The Theory of Everything
After seeing so many movies, I have come to the conclusion that all biopics will follow the same pattern. It never seems any artist behind a camera has any new way of revitalizing this mini-genre. There seems to be no new beams of confidence, nothing else unique, no other way of telling this kind of a story. It seems, according to Hollywood, that biopics must follow the same template. Make a movie about an important figure, show them at his high time, show them struggling, then show them as they get back on top again. Yet, if I had to compare "The Theory of Everything" to anything, it would be "Walk The Line" from 2005.

"Walk The Line" was a movie about Johnny Cash, while Stephen Hawking life is the basis for "The Theory of Everything." What makes these biopics so similar is how they use the women in these men's lives to push the story. It seems Johnny Cash would not have been the artist he was without June Carter, and likewise, Hawking could not have achieved what he wanted without the energy Jane offered him, no matter how brilliant his brain was. Both films do a really good job of bringing the lives of these individuals together, and strike a chord by finding the right actor to play these men.

In my opinion though, I thought "Walk The Line" did it better. Much better.

Eddie Redmayne plays Hawking, and Felicity Jones plays Jane Wilde. Throughout the entire film, we see how Hawking and Wilde came together, how they fell in love, how Jane still found love in Hawking even as his body began to deteriorate. At the same time, the movie still tries to juggle the origin of Hawking's magnificent work and how he became a world-redound intellectual. Everything passes so quickly and so at tentatively that many parts of the movie come off as bland. That is always the danger of making a biopic, how does an artist strive for making an emotional journey or just reenacting a checklist of an important figures greatest hits? What strings the movie back to life, is the journey between Jane and Stephen, that is where the movie gets its emotional heft.
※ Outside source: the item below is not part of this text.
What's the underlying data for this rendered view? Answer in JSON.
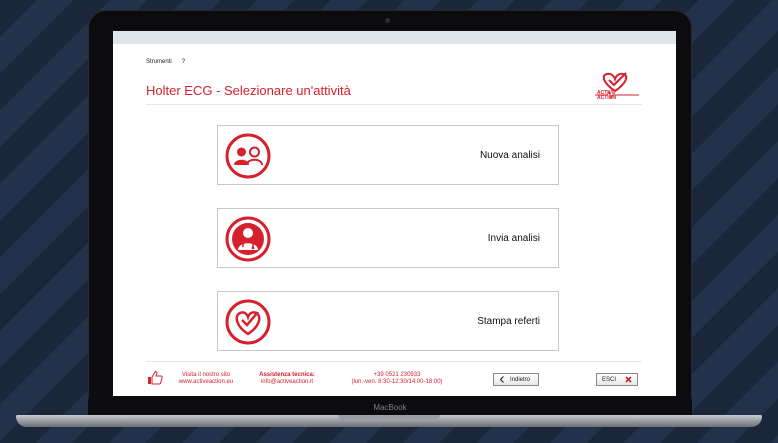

I can't say enough about Eddie Redmayne as Stephen Hawking. When Hawking himself stated that he thought he saw himself as he watched Redmayne portray him, well you can see where he is coming from. Redmayne completely becomes Hawking and he does a spectacularly good job transitioning how as Hawking's body gets weaker, his brain gets smarter. It is mesmerizing work by Redmayne and he will no doubt get an Oscar nod later this winter. Felicity Jones could very well get a nod as Jane, bringing unsuspected life to this strong woman. There is also superb supporting work done by David Thewliss, Charlie Cox, Emily Watson, Simon McBurney, and Maxine Peake.

What I wish the film really did was dig deeper into the theories Hawking created. There was so much emphasis on the Stephen and Jane story that choked the life out of everything else. The other aspects of Hawking's life would have made for a more interesting movie. This movie should have been titled "Stephen and Jane" instead of "The Theory of Everything," since all of Hawking's work is punctuated by string-less scenes instead of emotional arcs. No matter what I say though, its tough not to recommend the film, simply to watch how incredible Redmayne is in the role.